Does anyone have any advice for this situation?
You need to set the Content-Type response header to the value application/zip (or application/octet-stream, depending on the target browser). Additionally, you may want to send additional response headers indicating attachment status and filename.
You need to set the content type header to application/octet-stream prior to streaming the results. Depends on what implementation of response you are using on how you actually do this.

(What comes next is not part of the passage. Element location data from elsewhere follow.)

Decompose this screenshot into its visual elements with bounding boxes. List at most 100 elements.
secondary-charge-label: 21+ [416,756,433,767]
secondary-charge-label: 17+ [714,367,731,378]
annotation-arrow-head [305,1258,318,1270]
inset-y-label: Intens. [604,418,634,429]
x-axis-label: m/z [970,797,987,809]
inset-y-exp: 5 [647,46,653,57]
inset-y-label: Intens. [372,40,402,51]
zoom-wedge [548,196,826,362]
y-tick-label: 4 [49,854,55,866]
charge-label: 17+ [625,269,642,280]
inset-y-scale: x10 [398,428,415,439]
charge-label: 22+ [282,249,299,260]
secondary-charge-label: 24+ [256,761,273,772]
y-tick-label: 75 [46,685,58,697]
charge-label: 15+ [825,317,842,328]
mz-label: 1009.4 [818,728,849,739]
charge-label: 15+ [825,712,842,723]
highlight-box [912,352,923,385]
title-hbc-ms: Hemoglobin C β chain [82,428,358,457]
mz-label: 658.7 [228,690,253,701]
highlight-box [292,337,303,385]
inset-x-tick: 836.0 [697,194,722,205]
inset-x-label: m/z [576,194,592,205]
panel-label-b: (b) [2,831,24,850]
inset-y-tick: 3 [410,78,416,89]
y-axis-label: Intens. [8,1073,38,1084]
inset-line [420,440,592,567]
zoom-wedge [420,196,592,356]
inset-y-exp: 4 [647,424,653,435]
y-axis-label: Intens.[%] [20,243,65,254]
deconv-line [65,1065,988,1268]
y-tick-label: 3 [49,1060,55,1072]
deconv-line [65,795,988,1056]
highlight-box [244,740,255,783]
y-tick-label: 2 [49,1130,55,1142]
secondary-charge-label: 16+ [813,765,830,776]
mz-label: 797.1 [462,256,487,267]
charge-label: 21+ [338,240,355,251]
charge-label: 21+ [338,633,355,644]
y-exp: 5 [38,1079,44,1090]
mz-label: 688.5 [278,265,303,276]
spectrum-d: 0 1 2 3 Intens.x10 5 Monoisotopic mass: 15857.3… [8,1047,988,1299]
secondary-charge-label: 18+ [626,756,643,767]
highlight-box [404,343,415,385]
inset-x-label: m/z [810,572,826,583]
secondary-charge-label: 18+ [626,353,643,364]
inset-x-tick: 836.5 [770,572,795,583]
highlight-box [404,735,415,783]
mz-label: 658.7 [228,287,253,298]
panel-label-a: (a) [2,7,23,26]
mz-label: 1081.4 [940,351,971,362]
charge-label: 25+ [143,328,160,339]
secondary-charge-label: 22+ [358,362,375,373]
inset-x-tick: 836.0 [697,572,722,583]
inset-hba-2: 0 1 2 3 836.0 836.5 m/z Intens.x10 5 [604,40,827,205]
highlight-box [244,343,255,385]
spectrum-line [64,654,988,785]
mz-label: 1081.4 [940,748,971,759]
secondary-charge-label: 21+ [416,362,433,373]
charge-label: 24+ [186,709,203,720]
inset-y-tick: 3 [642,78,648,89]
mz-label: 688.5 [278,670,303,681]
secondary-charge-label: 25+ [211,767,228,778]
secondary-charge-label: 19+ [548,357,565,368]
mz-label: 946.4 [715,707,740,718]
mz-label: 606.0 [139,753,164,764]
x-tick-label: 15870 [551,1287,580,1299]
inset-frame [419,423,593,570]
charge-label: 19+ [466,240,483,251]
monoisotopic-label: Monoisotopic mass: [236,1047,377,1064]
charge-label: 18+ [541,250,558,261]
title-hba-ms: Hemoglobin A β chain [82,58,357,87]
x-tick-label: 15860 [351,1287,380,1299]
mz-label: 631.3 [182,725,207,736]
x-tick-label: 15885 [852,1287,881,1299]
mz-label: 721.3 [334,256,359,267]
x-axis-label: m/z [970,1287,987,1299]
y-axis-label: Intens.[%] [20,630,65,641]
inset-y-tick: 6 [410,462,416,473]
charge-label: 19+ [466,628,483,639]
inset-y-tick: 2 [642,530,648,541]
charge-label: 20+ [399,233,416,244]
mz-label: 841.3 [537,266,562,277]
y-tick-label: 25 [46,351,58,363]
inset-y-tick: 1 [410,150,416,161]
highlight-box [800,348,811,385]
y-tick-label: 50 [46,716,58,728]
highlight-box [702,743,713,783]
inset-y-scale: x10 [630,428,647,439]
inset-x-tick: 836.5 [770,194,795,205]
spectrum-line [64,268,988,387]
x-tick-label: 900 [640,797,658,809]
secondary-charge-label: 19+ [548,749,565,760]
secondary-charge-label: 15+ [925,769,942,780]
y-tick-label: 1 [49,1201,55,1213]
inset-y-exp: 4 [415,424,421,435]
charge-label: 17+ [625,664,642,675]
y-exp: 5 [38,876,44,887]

Here is some working code, just in case anyone needs it:
protected void doGet(HttpServletRequest request, HttpServletResponse response) {
// The zip file you want to download
File zipFile = new File(zipsResourcesPath + zipFileName);
response.setContentType("application/zip");
response.addHeader("Content-Disposition", "attachment; filename=" + zipFileName);
response.setContentLength((int) zipFile.length());
try {
FileInputStream fileInputStream = new FileInputStream(zipFile);
OutputStream responseOutputStream = response.getOutputStream();
int bytes;
while ((bytes = fileInputStream.read()) != -1) {
responseOutputStream.write(bytes);
}
} catch (IOException e) {
logger.error("Exception: " + e);
}
}
And the HTML:
<a class="btn" href="/path_to_servlet" target="_blank">Download zip</a>
Hope this helps!
So I found a hack for this : ) Just add ".zip" in your filename and set your content type as application/zip. Works like a charm.
response.setContentType("application/zip");
String licenseFileName = eId;
response.setHeader("Content-disposition", "attachment; filename=\"" + licenseFileName +".zip");